もっとも今は伐採しつくし禿山なのだが……。
「ぎゃぁぁぁぁぁぁぁぁぁ!!」
男の叫び、断末魔のような叫びが耳に飛び込んできて思案から戻る。まだ遠くだが丸太小屋の前に長衣を着た人物が居り、その周囲に憲兵隊が二個小隊ほど転がっている。
距離的に生死は分からない。
運がいいのか悪いのか……この場合はやっぱ悪いのか。
20名の憲兵を倒す魔術師見習いとかどんな力を持っているんだ?
今の僕の装備は金網服と呼ばれる平服っぽい外観に繊維状にした金属を織り込んだ耐刃防御に優れる服だ。
武器は腰に光剣を提げており、残りは魔法の鞄に入っている。
この時僕は相手の力量を過小評価しており長衣を着た人物の攻撃を見逃していた。
だが冒険者として直感が僅かに身体を右に逸らしていた。
「ぐあぁぁぁぁ!」
突然襲い来る衝撃に左上腕に受けてバランスを崩し独楽のように転がる。激しい痛みに耐えつつ起き上がるり、痛みの個所を確認すると左上腕骨がポッキリと折れているのが分かった。
「いったい何が……」
メフィリアさんと同じように自動防御として無詠唱で【防護圏】が発動するようにしていたが、不意打ちにはまるっきり効果がない。いきなり問題点が発覚してしまった……。

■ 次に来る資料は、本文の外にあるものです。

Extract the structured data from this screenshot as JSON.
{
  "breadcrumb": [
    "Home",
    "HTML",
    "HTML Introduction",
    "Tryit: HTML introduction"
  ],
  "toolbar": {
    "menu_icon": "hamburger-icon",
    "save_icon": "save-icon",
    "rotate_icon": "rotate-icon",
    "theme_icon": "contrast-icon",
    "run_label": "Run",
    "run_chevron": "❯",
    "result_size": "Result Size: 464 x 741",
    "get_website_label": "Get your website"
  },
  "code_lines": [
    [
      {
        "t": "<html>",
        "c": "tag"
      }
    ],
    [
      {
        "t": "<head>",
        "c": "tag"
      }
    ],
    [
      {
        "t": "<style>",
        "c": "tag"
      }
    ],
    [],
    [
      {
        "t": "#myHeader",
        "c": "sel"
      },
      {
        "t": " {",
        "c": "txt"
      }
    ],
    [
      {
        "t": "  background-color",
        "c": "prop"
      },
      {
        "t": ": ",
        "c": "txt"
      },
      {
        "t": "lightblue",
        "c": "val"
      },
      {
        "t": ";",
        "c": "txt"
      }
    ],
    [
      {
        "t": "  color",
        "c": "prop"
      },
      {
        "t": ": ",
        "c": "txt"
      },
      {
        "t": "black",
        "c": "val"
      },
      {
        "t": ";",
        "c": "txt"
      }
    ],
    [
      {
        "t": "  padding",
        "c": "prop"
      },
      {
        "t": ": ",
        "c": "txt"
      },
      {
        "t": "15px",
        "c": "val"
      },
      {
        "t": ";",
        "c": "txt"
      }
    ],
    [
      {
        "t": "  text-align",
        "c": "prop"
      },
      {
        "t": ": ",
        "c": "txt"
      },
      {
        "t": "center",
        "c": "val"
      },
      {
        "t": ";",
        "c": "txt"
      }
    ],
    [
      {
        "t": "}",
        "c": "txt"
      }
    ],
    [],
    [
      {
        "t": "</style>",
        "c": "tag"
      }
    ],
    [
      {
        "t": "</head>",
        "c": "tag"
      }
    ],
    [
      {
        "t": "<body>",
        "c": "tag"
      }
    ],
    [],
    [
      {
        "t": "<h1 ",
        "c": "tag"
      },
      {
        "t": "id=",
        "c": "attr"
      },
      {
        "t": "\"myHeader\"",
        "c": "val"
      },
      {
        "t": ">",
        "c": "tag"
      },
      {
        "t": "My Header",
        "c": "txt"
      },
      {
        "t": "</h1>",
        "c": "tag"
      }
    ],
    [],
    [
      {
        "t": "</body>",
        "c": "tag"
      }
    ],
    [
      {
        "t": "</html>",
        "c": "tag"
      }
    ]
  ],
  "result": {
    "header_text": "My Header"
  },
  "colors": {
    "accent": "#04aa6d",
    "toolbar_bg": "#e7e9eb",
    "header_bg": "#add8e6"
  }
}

少なくても彼我の距離は12.5サートはあった。魔術であったとして射程拡張で行わない限り届かない距離だ。負傷具合からして初歩中の初歩の魔術である【魔力撃】に相違ないだろう。
だが【魔力撃】はせいぜい射程は2.5サート程度で射程拡張なども出来ない筈だ。似たような魔術だと第五階梯の【風撃】と呼ばれるものがあるが、あれだって有効射程距離は5サートほどだ。
だがこの状況で、効率の悪い射程拡張までして攻撃してくるか?
「まずは、怪我を……」
右手を患部に添えて呪句を詠唱し始める。
「綴る、拡大、第五階梯、快の位、克復、快気、治療、修復、発動。【重癒】」
魔術が完成し程なくして骨が繋がったのか痛みが鈍くなった。
「貴様が誰かは知らないが、それ以上近づくなら容赦しない!」
若い男の声で長衣を着た人物が警告を発する。あれがスライン氏か……。
どうやって被害を受けずに距離を詰める?
走っていけば推定で二回か三回は攻撃を受けそうだ。【飛行】の魔術を用いれば一回は受けるかもしれないが接敵は可能だ。